Eine Frau beim Biwakieren, sie liegt im Schlafsack.

You should fluff up your sleeping bag before you go to sleep: this helps it insulate you better.

Photo © Ruedi Thomi

It’s time for bed! Should I just roll out my sleeping bag, crawl in and drift off?
You’d be better off giving your sleeping bag a bit of time to fluff up: it can only insulate you to its full effectiveness once the down has spread out as much as possible after being squashed up in its packing bag. Also make sure that your sleeping bag doesn’t get damp, as lots of dew forms at twilight. Above all, though, you shouldn’t get into your sleeping bag when you feel cold. Contrary to what many people think, a sleeping bag doesn’t warm you up: instead, it just insulates the heat that’s already there. So, you’re better of jogging around the camp three times if you’re feeling the chill. And you can quickly turn your drinking bottle into a cosy hot water bottle by filling it with warm water.

How should I store my clothes, shoes and equipment overnight?
Everything that needs to stay warm and dry – in other words, your clothing, socks, electronics and possibly gas cartridge – should go in your sleeping bag with you, with the rest being stored in your backpack. You can also put your shoes under your sleeping mat as a replacement pillow.
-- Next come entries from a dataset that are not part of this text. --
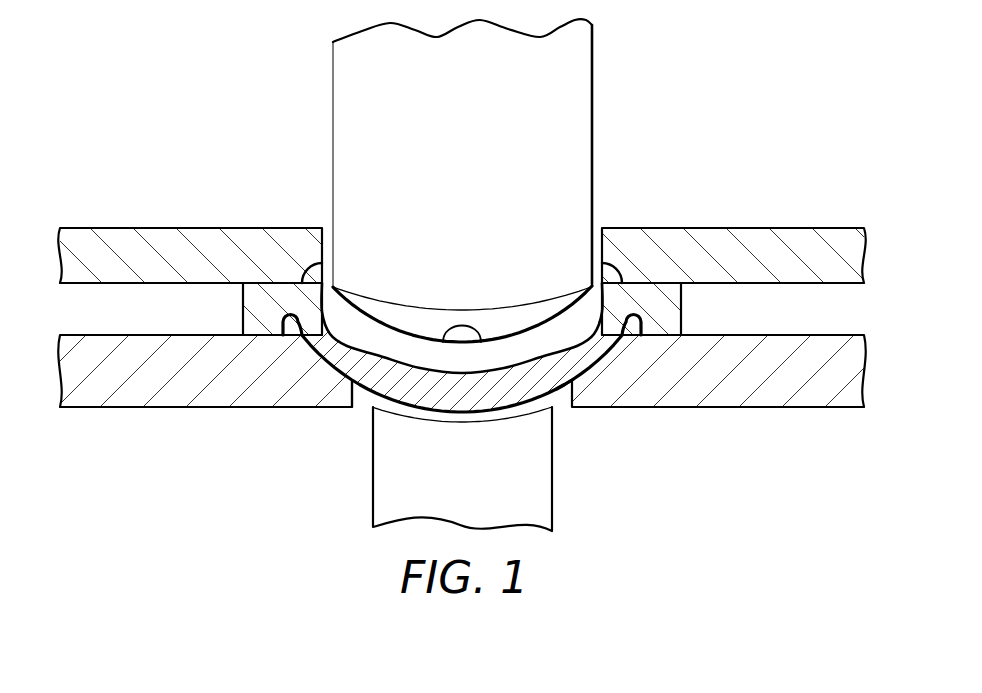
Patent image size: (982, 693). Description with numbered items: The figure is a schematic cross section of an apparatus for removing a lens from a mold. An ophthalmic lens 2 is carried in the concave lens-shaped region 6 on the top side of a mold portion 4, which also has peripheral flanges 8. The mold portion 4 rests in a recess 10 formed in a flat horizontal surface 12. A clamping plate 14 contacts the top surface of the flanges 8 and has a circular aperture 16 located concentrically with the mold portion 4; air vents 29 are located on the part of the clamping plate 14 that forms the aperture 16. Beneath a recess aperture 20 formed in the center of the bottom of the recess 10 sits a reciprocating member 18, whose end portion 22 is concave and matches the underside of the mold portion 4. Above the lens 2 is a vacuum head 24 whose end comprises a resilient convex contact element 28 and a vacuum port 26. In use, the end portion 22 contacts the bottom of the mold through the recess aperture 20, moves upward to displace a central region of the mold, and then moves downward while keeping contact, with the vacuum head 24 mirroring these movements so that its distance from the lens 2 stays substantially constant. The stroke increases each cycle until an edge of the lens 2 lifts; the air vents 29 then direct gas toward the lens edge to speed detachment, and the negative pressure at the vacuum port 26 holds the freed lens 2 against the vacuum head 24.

The ophthalmic lens 2 is at (513, 374).
The mold portion 4 is at (375, 383).
The concave lens-shaped region 6 is at (325, 372).
The peripheral flanges 8 is at (253, 310).
The recess 10 is at (603, 372).
The flat horizontal surface 12 is at (797, 398).
The clamping plate 14 is at (795, 237).
The circular aperture 16 is at (597, 235).
The reciprocating member 18 is at (540, 506).
The recess aperture 20 is at (561, 397).
The end portion 22 is at (463, 424).
The vacuum head 24 is at (588, 64).
The vacuum port 26 is at (462, 326).
The convex contact element 28 is at (534, 301).
The air vents 29 is at (313, 263).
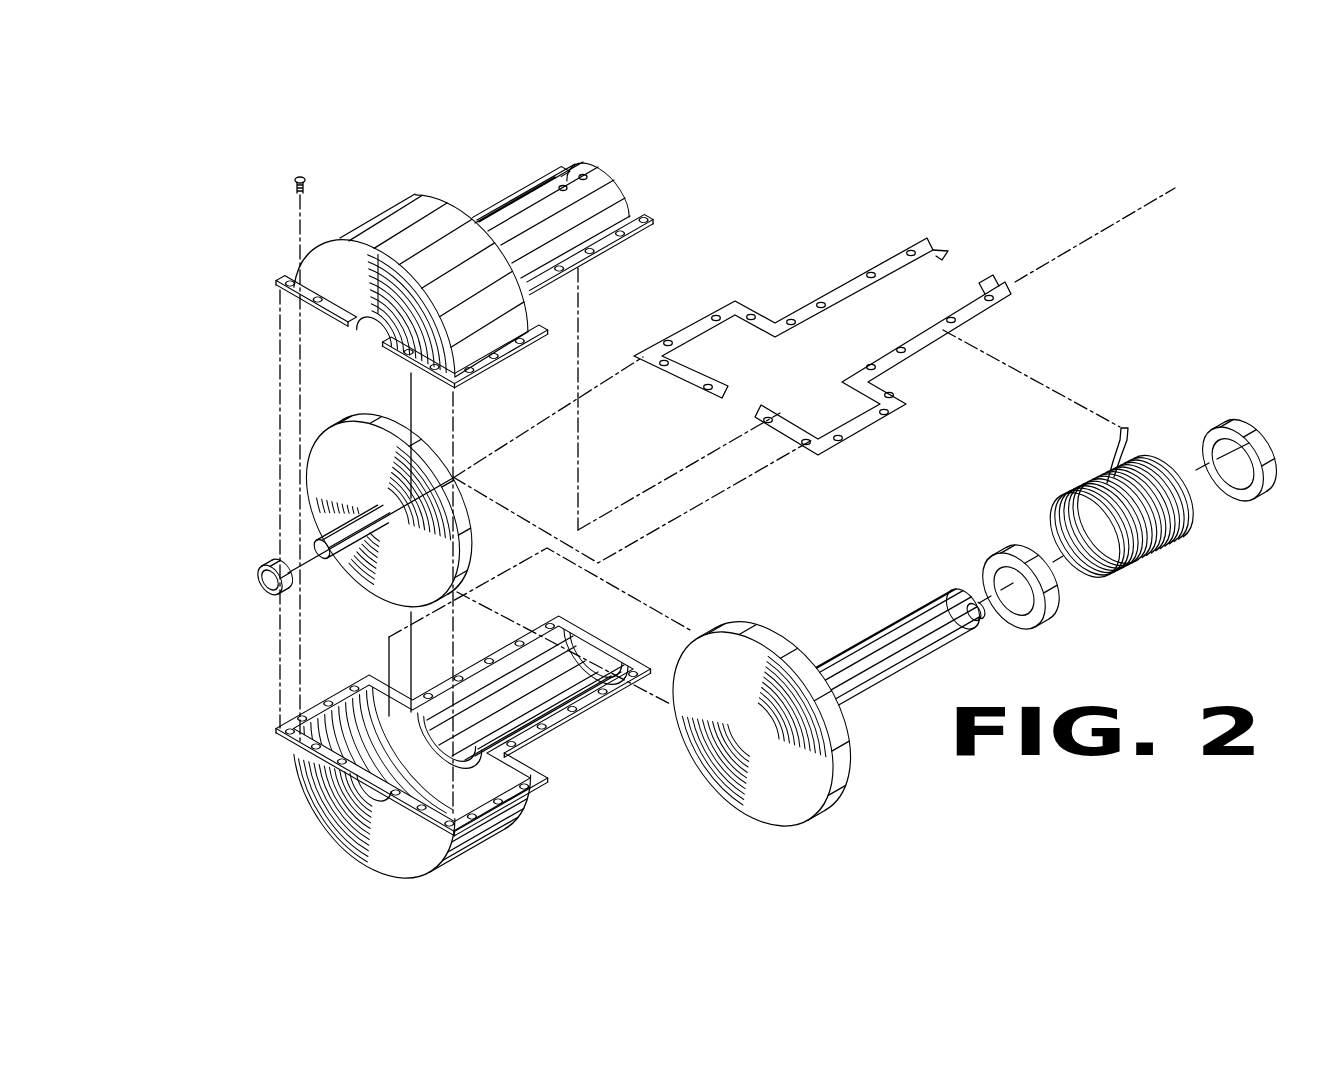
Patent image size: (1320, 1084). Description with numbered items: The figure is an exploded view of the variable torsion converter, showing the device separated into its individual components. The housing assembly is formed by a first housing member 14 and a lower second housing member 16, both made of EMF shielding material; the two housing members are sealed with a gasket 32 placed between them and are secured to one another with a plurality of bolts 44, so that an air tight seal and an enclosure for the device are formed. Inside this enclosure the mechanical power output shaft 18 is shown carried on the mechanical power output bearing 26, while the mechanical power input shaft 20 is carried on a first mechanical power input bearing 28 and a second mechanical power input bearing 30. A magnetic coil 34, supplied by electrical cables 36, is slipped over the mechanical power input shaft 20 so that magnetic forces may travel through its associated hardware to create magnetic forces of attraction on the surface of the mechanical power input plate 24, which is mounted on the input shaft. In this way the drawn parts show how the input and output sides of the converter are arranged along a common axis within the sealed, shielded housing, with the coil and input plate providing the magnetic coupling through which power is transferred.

The first housing member 14 is at (337, 222).
The second housing member 16 is at (376, 870).
The mechanical power output shaft 18 is at (322, 550).
The mechanical power input shaft 20 is at (853, 690).
The mechanical power input plate 24 is at (793, 828).
The mechanical power output bearing 26 is at (268, 598).
The first mechanical power input bearing 28 is at (1060, 596).
The second mechanical power input bearing 30 is at (1243, 498).
The gasket 32 is at (958, 303).
The magnetic coil 34 is at (1098, 510).
The electrical cables 36 is at (1127, 425).
The bolt 44 is at (297, 195).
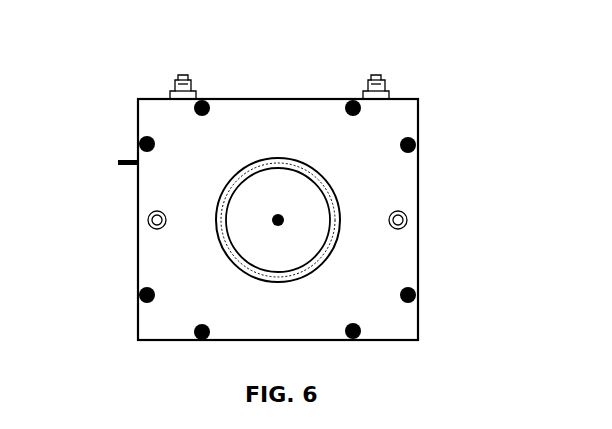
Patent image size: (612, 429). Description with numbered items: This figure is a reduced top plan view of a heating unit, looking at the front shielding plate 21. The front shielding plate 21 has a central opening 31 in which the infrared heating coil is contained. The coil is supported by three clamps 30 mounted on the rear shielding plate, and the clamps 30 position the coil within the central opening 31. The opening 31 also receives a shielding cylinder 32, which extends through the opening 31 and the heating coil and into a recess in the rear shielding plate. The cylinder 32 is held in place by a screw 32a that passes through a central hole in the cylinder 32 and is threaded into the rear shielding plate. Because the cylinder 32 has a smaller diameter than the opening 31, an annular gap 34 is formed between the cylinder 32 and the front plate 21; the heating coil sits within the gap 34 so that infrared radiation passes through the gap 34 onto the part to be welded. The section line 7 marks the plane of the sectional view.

The front shielding plate 21 is at (412, 263).
The clamp 30 is at (383, 75).
The central opening 31 is at (218, 232).
The shielding cylinder 32 is at (291, 190).
The screw 32a is at (278, 215).
The annular gap 34 is at (338, 193).
The section line 7- 7 is at (48, 220).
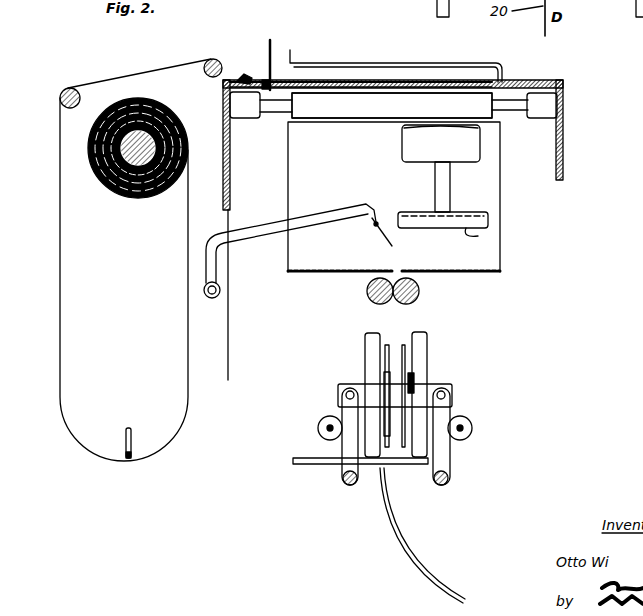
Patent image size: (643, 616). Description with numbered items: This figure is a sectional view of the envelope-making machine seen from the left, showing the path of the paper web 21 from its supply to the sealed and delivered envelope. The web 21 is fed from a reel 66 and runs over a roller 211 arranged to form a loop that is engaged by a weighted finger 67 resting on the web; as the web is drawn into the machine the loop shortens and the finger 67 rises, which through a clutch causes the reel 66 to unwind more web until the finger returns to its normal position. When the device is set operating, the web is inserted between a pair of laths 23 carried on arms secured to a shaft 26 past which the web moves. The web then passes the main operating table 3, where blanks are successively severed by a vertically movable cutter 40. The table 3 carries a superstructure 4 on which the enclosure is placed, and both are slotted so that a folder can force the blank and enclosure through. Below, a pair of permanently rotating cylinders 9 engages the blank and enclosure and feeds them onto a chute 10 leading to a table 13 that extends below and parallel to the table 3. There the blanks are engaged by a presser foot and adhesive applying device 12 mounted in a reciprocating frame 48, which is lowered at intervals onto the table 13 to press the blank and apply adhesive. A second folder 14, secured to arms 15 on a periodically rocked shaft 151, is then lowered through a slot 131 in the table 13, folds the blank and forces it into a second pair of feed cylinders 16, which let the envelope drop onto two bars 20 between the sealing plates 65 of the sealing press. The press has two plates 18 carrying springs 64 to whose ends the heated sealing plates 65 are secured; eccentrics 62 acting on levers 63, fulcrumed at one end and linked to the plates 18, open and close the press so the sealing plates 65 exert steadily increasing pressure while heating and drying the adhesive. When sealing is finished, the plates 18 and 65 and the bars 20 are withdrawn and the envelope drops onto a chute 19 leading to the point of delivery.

The main operating table 3 is at (468, 84).
The superstructure 4 is at (466, 62).
The permanently rotating cylinders 9 is at (369, 118).
The chute 10 is at (498, 156).
The presser foot and adhesive applying device 12 is at (478, 236).
The table 13 is at (430, 270).
The slot 131 is at (396, 272).
The second folder 14 is at (388, 216).
The arms 15 is at (268, 245).
The shaft 151 is at (210, 300).
The second pair of feed cylinders 16 is at (400, 301).
The plates of the sealing press 18 is at (381, 338).
The chute 19 is at (406, 551).
The bars 20 is at (305, 465).
The web 21 is at (60, 286).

What should I do if it suddenly starts to rain overnight?
A bivy sack is all you need if it’s just a light drizzle. Otherwise, it takes seconds to use a bit of cord and your hiking poles to hang the tarp over your bivouac site – even in the middle of the night. In any case, it’s worth choosing your sleeping spot with care: when it rains, little lakes form quickly in dips and the cold can really set in here, too.

How do people normally welcome in the new day after a night of bivouacking?
Ideally, with a freshly brewed coffee! My espresso-maker doesn’t weigh much, but it’s a real treat – and, after all, I’ve got more room in my backpack for little luxuries because I’m not taking my tent with me.